The project was launched in March 2016 with one French-language and one English-language library, and will be promoted to more libraries across Canada. Initially, the project will primarily target seniors—the fastest growing group of Internet users in Canada—with some support as well for youth—the largest demographic of Internet users. Seniors and youth are also the two main users of libraries.

“We look forward to having our staff participate in the train-the-trainers program and to engaging our clients in the cybersecurity curriculum designed specifically for older computer-users. The evidence-based curriculum developed by SERENE-RISC will complement and enhance the IT training we currently offer,” says Elizabeth Thornley, Program Development, Ottawa Public Library.

With further funding, SERENE-RISC plans to expand the project and develop similar programs with other community groups, such as guiding/scouting organizations, high schools and community centres.

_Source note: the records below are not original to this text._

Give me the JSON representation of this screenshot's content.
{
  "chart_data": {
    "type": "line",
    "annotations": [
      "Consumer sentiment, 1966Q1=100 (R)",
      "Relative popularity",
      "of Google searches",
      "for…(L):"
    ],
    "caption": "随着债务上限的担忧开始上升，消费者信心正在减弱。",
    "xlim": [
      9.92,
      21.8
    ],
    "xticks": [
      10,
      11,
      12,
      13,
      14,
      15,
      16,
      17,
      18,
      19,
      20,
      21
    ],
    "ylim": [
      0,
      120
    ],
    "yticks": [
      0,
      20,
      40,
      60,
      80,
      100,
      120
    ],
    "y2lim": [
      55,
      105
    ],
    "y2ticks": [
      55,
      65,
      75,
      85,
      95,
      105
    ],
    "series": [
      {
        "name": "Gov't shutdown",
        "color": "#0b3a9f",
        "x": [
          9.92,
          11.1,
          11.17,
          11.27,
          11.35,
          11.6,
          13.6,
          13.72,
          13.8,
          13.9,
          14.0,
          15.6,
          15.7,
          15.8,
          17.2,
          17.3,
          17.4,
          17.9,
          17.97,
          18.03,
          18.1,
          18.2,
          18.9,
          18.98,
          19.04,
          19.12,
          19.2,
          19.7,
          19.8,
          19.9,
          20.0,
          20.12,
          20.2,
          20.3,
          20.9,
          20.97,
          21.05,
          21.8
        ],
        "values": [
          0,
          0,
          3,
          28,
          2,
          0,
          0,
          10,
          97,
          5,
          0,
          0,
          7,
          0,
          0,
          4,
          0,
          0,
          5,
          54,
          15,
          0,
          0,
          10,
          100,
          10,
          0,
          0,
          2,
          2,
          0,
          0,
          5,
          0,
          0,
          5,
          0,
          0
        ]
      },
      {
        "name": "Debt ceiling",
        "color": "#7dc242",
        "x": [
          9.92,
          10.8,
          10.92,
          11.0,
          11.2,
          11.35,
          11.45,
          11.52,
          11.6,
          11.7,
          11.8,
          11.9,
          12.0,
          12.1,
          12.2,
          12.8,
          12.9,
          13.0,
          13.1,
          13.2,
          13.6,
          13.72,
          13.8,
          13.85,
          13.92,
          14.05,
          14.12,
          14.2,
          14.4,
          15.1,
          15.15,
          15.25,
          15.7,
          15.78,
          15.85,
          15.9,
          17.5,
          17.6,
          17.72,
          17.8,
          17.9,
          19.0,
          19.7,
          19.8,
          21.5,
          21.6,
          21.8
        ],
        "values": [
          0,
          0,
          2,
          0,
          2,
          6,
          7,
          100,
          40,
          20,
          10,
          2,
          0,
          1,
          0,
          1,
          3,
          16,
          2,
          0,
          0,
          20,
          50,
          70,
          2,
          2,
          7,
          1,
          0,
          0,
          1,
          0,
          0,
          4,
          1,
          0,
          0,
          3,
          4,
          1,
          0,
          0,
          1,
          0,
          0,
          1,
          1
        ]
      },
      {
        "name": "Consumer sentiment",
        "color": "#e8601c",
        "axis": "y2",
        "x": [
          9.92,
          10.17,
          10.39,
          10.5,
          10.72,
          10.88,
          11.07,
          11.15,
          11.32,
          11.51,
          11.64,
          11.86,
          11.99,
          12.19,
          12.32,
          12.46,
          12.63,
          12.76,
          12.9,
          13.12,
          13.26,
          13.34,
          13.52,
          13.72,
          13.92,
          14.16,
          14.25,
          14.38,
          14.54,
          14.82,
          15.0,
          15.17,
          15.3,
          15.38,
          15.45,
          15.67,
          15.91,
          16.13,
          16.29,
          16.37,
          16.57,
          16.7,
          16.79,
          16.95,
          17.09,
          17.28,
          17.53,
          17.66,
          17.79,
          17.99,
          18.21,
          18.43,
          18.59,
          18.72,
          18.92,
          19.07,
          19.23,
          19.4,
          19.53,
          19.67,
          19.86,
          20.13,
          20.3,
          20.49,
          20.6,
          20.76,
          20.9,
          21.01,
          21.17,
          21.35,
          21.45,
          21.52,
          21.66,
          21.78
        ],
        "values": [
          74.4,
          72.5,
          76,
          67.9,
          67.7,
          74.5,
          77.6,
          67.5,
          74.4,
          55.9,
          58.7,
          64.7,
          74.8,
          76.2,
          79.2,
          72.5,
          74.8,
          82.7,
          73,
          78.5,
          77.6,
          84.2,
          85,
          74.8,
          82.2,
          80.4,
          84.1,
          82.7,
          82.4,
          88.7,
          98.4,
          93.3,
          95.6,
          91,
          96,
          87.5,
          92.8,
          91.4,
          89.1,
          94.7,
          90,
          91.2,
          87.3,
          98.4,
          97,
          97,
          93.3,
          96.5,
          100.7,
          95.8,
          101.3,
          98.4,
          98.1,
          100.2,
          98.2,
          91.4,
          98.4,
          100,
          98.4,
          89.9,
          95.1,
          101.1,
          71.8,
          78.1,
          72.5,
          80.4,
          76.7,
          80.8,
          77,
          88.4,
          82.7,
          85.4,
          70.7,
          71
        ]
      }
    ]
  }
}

Good Habits for Online Security

1. Only plug trusted devices into your computer: USB keyboards, memory sticks and other USB-connected devices can contain undetectable malware that will infect your computer. Simply plugging in an unknown device can infect your computer. Make sure you obtain these devices from a reputable source.
2. Back it up: Back up your computer regularly. This ensures that you have a safe copy of your files in case something goes wrong. External hard drives or cloud services can be configured to back up your machine automatically.
3. Lock it: Lock your computer and don’t leave it unattended in public spaces. Physical access, even for a short period of time, enables hackers to tamper with your device, access your data, or install malicious programs.
4. Read twice, click once: Be careful what you click on. Don’t click on shortened links or strange links from untrusted sources. Check the complete address before you click, or type the address yourself if you are not sure.
5. Pay extra attention to typos: Type the URL (e.g.  www.serene-risc.ca) carefully. A typo can lead you to a malicious website and can have serious consequences.
6. Follow SERENE-RISC advice: Read the  cybersecurity 101 tips section carefully and follow the tips provided by SERENE-RISC to  pick a strong password, conduct  secure online banking,  avoid insecure Wi-Fi and more.